Non tutto sembra tuttavia perduto se l’ultimo accenno mitico della sezione è dedicato al mito per eccellenza, al suo lieto fine rivisitato in chiave romantica:


Tornare a Itaca,

non credevo si potesse

con un bacio.


La salvezza ulissiaca attraverso le labbra. Il bacio salvifico. La potenza dell’amore che si torna a svelare prima che abbia inizio il gran finale, di Ridicula, la brevissima sezione conclusiva, ma forse per questo ad altissima densità contenutistica.


Ti lancio dei pugni: sono di carta.

Mannaggia alla poesia, è mia

eppure mi inganna.


Tra io poetico e io narrante non c’è più distinzione. L’autrice parla di pugni, ma sarebbe più corretto parlare di pugna, di battaglia: «Combatto ultimamente contro l’acidità»; «Torna / prima che il macero sconfigga / la poesia»; «l’onda energetica».

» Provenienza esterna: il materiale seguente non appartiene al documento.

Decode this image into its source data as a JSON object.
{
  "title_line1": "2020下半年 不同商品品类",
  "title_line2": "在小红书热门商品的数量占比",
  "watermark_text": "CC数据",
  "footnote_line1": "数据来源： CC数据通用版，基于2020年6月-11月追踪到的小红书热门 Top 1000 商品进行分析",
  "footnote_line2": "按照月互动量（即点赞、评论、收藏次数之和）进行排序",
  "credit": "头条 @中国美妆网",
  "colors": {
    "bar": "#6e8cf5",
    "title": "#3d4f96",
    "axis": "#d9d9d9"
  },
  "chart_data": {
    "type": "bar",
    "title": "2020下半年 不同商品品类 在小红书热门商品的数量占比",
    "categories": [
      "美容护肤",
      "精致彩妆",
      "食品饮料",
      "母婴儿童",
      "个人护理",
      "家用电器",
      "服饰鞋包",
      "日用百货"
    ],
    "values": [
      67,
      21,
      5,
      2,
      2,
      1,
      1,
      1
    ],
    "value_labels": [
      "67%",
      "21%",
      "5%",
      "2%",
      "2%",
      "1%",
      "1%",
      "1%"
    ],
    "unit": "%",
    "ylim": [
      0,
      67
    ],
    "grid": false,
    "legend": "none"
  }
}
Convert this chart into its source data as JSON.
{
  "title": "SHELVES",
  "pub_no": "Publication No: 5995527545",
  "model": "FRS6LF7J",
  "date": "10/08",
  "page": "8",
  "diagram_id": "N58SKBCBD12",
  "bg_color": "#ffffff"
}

La battaglia amorosa con l’amato sta nell’accettazione dell’altro con tutti i suoi limiti e difetti. L’amore in fondo, ci dice la Gallotta, è questo gioco dolcissimo, questo scambio di screzi, punzecchiarsi appassionati e pieni di desiderio: «non avremmo più lingue / da far combaciare». Gallotta sorride, ironica e sarcastica, ma in fondo ci avvisa che l’amore è questo; senza mezzi termini, invita il lettore ad abbandonarvisi come paguri senza casa:


Facciamo il gioco

dell’abbracciato.

Una vola combaciati

sterno e sterno

trovo per il mio orecchio

l’incavo della tua clavicola.


Si continui così finché

entrambi non vinciamo.

Iniziamo?


Federica Gallota (Ph. Officina Visiva)

Federica Gallotta nasce il 13 luglio 1990 a Tarquinia, cittadina sul mare in provincia di Viterbo e da tre anni vive nel capoluogo, dove ha trascorso gli anni universitari.

Nel 2017 consegue la laurea magistrale in Filologia Moderna all’Università degli Studi della Tuscia di Viterbo e attualmente insegna italiano in una scuola di Tarquinia.

A novembre del 2017 pubblica presso Giuliano Ladolfi Editore la raccolta di poesie Altri nuovi giorni d’amore. Sue poesie sono state pubblicate su riviste e antologie; scrive di poesia per la rivista online Shockwave Magazine.